Bir markete girdim ve yolda ihtiyacım olabilecek yemek ve su ihtiyaçlarımı giderdikten sonra Ayvalık'a doğru pedal basmaya başladım. Zamanın sıkıştırmasından kaynaklı olarak mola da vermedim. Zira molayı Kaz dağlarında inişe geçtiğimde bir yerde durup kendimi sırt üstü çamların arasına atarak vermiştim. Orada ki keyif anlatılmaz yaşanır cinsindendi gerçekten.

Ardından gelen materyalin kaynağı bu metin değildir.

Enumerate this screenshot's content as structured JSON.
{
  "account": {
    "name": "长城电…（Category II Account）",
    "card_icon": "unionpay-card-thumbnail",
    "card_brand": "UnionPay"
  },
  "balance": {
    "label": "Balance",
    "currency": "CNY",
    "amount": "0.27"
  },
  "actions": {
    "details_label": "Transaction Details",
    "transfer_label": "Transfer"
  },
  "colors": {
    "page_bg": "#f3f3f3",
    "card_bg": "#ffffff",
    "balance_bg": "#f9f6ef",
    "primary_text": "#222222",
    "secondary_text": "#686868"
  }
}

Edremit-Ayvalık yolunu kime sorsam muhtemelen düz derler tabi bu yolu bisikletle geçenler ne demek istediğimi iyi anlayacaklardır. Uzun bir yol düz etaplar çok lakin uzun ve eğimli rampalarda çok ve her birinde yol kenarındaki tck yazan ve 20 m aralıklarla konulmuş tabelaları sayar bitişine kadar zorlandıkça nefes kontrolü ile pedal basmaya devam ederdim. Güneşin batmasına yakın ayvalık sınırlarına girdim. Güneş zeytin ağaçlarının ardında büyüsünü yapıyor yine o bildik lirik şarkıyı söylüyordu.
Ayvalığa vardığımda gördüğüm ilk kaldırımda durdum ve sırt üstü uzandım. Artık hava iyice kararmıştı saat 19:30 civarlarıydı. Kimi arabasından korna çalıyor sanki hoş geldin diyordu. Bütün yolculuk boyunca beni turist sanan çocuklar, Jorch diyenler, ingilizce bir şeyler söylemeye çalışanlar bir hayli oldu.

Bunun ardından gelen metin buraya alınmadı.